Bangladesh moves second group of Rohingya refugees to remote island
Government built a 12-kilometre embankment to protect the island
Bangladesh started moving a second group of Rohingya Muslim refugees to a low-lying island in the Bay of Bengal on Tuesday, despite opposition from rights groups worried about the new site's vulnerability to floods.
The United Nations says it has not been involved in the relocation but urged the government to ensure no refugee is forced to move to Bhasan Char island, which only emerged from the sea 20 years ago.
"We are ready to receive the new arrivals," Navy Commodore Abdullah Al Mamun Chowdhury said from the island of the 1,804 Rohingya being moved in seven ships.
A first group of more than 1,600 Rohingya, members of a minority group who have fled from Myanmar, were relocated from their rickety camps near the Myanmar border to Bhasan Char earlier in the month.
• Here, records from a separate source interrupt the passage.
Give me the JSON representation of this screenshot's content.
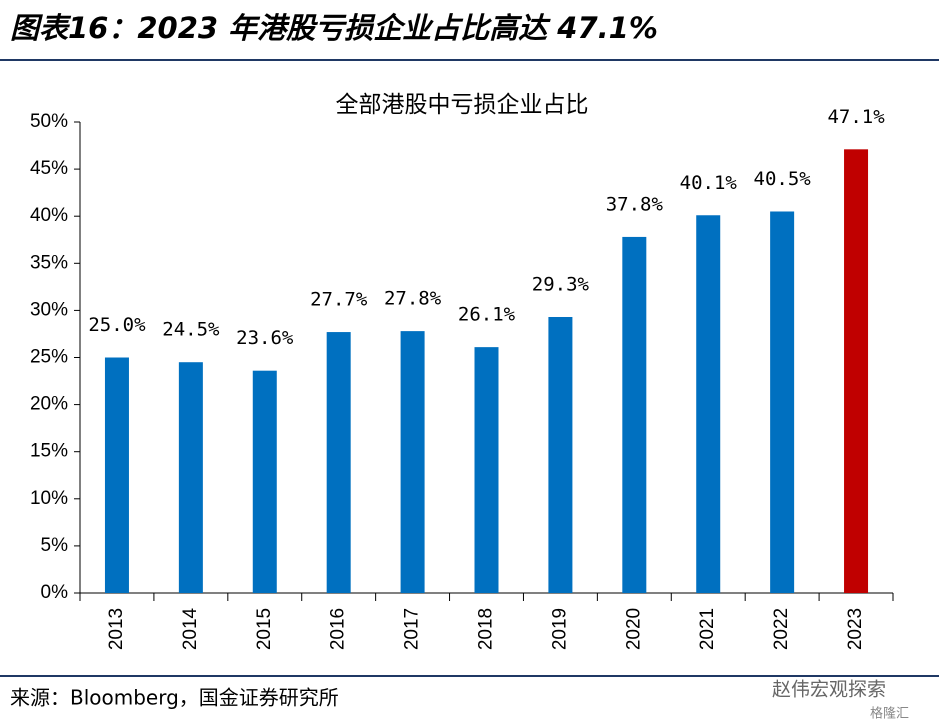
{
  "header": {
    "title": "图表16：2023 年港股亏损企业占比高达 47.1%"
  },
  "chart_data": {
    "type": "bar",
    "title": "全部港股中亏损企业占比",
    "categories": [
      "2013",
      "2014",
      "2015",
      "2016",
      "2017",
      "2018",
      "2019",
      "2020",
      "2021",
      "2022",
      "2023"
    ],
    "values": [
      25.0,
      24.5,
      23.6,
      27.7,
      27.8,
      26.1,
      29.3,
      37.8,
      40.1,
      40.5,
      47.1
    ],
    "value_labels": [
      "25.0%",
      "24.5%",
      "23.6%",
      "27.7%",
      "27.8%",
      "26.1%",
      "29.3%",
      "37.8%",
      "40.1%",
      "40.5%",
      "47.1%"
    ],
    "colors": [
      "#0070c0",
      "#0070c0",
      "#0070c0",
      "#0070c0",
      "#0070c0",
      "#0070c0",
      "#0070c0",
      "#0070c0",
      "#0070c0",
      "#0070c0",
      "#c00000"
    ],
    "ylim": [
      0,
      50
    ],
    "yticks": [
      {
        "value": 0,
        "label": "0%"
      },
      {
        "value": 5,
        "label": "5%"
      },
      {
        "value": 10,
        "label": "10%"
      },
      {
        "value": 15,
        "label": "15%"
      },
      {
        "value": 20,
        "label": "20%"
      },
      {
        "value": 25,
        "label": "25%"
      },
      {
        "value": 30,
        "label": "30%"
      },
      {
        "value": 35,
        "label": "35%"
      },
      {
        "value": 40,
        "label": "40%"
      },
      {
        "value": 45,
        "label": "45%"
      },
      {
        "value": 50,
        "label": "50%"
      }
    ],
    "grid": false
  },
  "footer": {
    "source": "来源：Bloomberg，国金证券研究所"
  },
  "watermark": {
    "account": "赵伟宏观探索",
    "brand": "格隆汇"
  }
}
Storms regularly hit the Bangladesh coast. In 1991, nearly 143,000 people were killed when a cyclone whipped up a 4.5-metre tidal surge.
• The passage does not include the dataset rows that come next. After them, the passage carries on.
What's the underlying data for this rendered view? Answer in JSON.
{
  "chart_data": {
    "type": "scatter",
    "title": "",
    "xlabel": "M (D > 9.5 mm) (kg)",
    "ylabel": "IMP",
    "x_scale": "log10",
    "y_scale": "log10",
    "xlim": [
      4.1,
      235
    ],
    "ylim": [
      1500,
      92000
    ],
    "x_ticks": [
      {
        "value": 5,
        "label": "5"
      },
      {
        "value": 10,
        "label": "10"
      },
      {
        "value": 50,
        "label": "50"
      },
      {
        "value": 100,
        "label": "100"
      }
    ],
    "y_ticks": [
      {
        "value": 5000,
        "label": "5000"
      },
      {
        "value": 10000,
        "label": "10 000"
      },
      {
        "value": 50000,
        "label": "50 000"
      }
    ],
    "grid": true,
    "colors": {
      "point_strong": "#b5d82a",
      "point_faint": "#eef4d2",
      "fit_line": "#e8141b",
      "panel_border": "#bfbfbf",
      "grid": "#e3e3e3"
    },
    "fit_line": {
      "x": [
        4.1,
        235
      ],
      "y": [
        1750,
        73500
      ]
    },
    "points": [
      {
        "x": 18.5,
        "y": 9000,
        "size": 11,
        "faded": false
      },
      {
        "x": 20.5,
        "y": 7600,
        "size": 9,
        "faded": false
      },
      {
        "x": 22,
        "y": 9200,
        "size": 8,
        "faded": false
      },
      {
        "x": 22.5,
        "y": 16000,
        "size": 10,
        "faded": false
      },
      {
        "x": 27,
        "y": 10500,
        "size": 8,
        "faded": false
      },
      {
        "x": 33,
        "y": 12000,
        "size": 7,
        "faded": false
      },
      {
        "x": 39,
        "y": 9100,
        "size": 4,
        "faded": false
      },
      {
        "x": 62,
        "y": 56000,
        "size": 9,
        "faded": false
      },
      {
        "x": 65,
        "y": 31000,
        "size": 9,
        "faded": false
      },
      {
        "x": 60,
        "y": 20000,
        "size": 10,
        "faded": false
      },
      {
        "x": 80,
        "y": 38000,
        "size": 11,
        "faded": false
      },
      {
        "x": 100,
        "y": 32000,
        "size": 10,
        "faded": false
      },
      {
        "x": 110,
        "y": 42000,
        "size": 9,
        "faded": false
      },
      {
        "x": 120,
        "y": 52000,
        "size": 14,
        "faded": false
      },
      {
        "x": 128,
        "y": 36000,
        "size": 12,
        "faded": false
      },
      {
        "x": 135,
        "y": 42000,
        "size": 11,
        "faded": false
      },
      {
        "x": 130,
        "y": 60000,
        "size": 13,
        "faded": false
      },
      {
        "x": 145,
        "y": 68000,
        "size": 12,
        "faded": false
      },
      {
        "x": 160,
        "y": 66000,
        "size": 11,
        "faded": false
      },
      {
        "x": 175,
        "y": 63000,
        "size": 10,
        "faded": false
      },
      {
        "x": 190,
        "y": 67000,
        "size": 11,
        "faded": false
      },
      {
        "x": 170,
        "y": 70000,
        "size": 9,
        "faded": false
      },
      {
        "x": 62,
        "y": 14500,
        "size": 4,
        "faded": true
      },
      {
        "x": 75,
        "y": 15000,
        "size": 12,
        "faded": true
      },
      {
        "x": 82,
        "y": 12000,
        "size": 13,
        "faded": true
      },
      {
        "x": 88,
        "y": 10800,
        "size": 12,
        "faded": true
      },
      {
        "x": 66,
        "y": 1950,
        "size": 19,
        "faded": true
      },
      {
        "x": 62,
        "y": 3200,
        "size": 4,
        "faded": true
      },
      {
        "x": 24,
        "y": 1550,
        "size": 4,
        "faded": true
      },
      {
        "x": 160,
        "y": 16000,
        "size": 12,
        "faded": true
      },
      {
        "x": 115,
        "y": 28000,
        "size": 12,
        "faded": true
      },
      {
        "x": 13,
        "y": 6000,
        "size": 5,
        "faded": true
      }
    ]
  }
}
The government has built a 12-kilometre embankment to protect the island along with housing for 100,000 people. It dismisses the risks.
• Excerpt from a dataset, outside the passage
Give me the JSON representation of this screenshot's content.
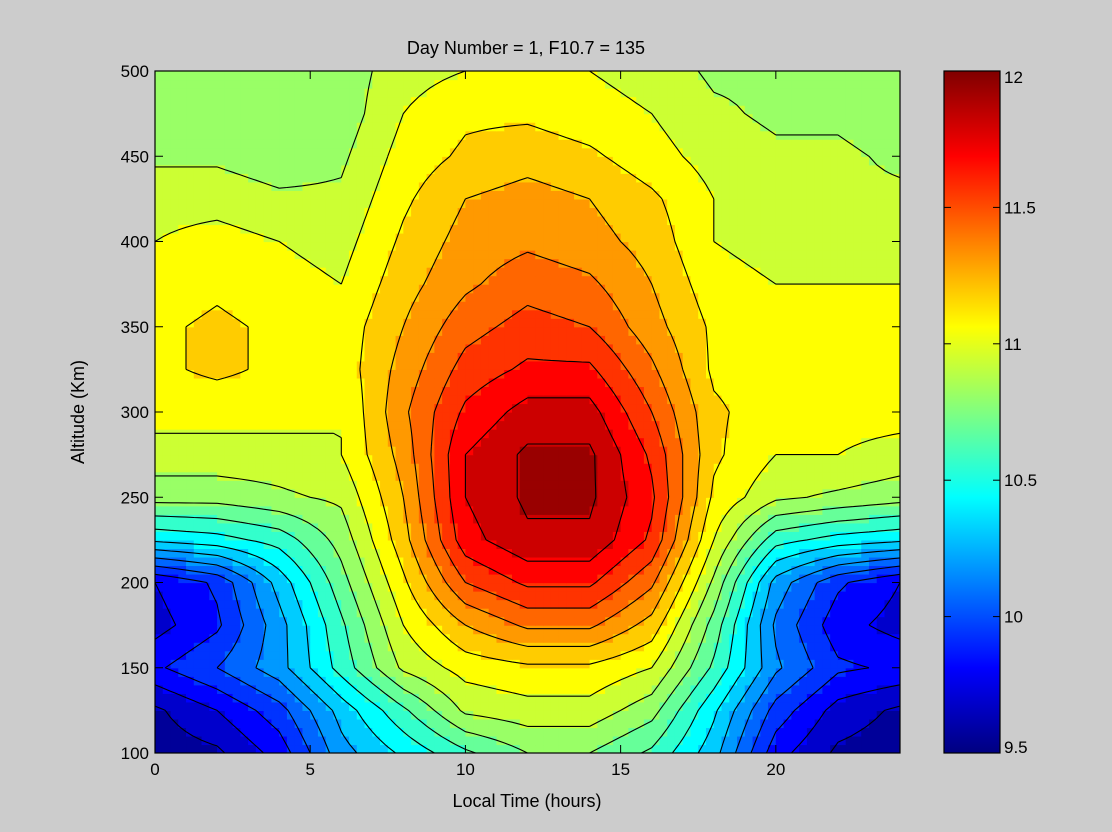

"The island is completely safe," Foreign Minister Abdul Momen told Reuters.
The government also says the relocation is voluntary but some refugees from the first group have spoken about being coerced to go.
The human rights group Amnesty International also expressed concern.
"(A) lack of transparency in the consultation process with refugees, and allegations from within the community about cash incentives being offered to Rohingya families to relocate to Bhashan Char as well as use of intimidation tactics are making the relocation process questionable," the group said.
Momen rejected such doubts.
"The Rohingya people who have shifted there are very happy with the arrangement. Some evil groups are spreading negative propaganda," he said.
Two Rohingya men on board one of the ships heading to the island from the port of Chittagong told Reuters they were moving to their new home voluntarily. One said he was joining relatives already there while the other was moving with his wife and six children.
"There is so much suffering and conflict in the camp," said one of the men. "We are going there in the hope of a better life."
Reuters is withholding their names given the controversy around the move among the community, with many keen to stay on the mainland.